Figure 2
From: Identifying and characterizing disease subpopulations that most benefit from polygenic risk scores

NG and NG + PRS model performance across diseases. CAD coronary artery disease, BC breast cancer, SZ schizophrenia, NG model with non-genetic feature set, NG + PRS model with combined non-genetic features and polygenic risk scores, AUC area under the curve. (a–c) Plot of first-time incidence rate for each percentile of risk for both NG and NG + PRS risk scores for each disease on the test set across 10 trials. The points in the scatterplot represent the incidence at each percentile for each model at each of the 10 trials (i.e., raw data). The curves visualize the overall trend of the results and were obtained by fitting a fifth order polynomial to the data from each trial and calculating the mean and standard error for each point in the curves. (d) The boxplot illustrates the distribution of the AUCNG and AUCNG+PRS performance metrics for each disease across 10 trials. (e) (Left) Top 10% Subgroup.

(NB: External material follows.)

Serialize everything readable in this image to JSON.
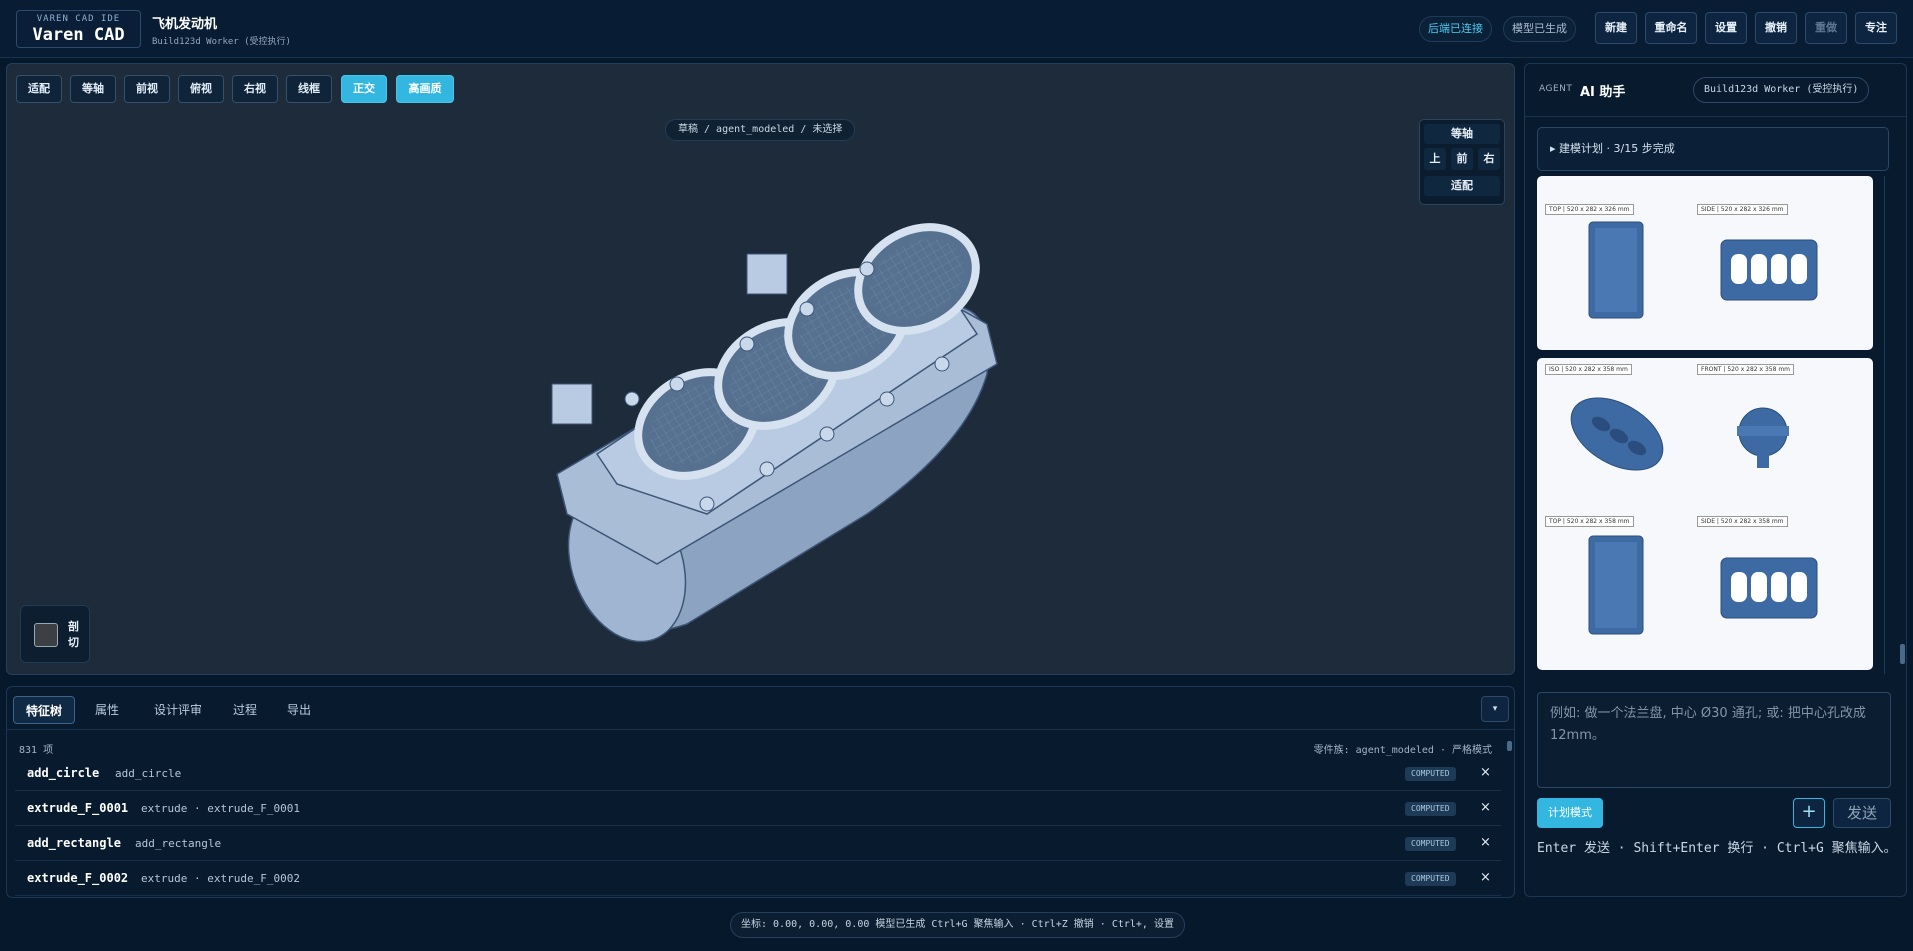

For the top 10% subgroup there is a substantial improvement in risk discrimination attributed to adding PRSs. For the bottom 30 percentiles of the NG + PRS score, the incidence is 0% and remains < 1% through the 60th percentile. At the top 2 percentiles of the NG + PRS score, the incidence ranges from ~ 47 to ~ 85%, with a higher incidence rate than the NG only model for the top seven percentiles of the score. (Right) Bottom 10% Subgroup. For the bottom 10% subgroup, the NG model achieves strong risk discrimination, with incidence rates ranging from to 0.00% at the lowest percentile up to 23.61% ± 10.92% at the highest percentile of risk, whereas the NG + PRS model achieves worse performance at higher percentiles of the score, such that < 1% of those at the highest percentile of the risk score end up as incident cases.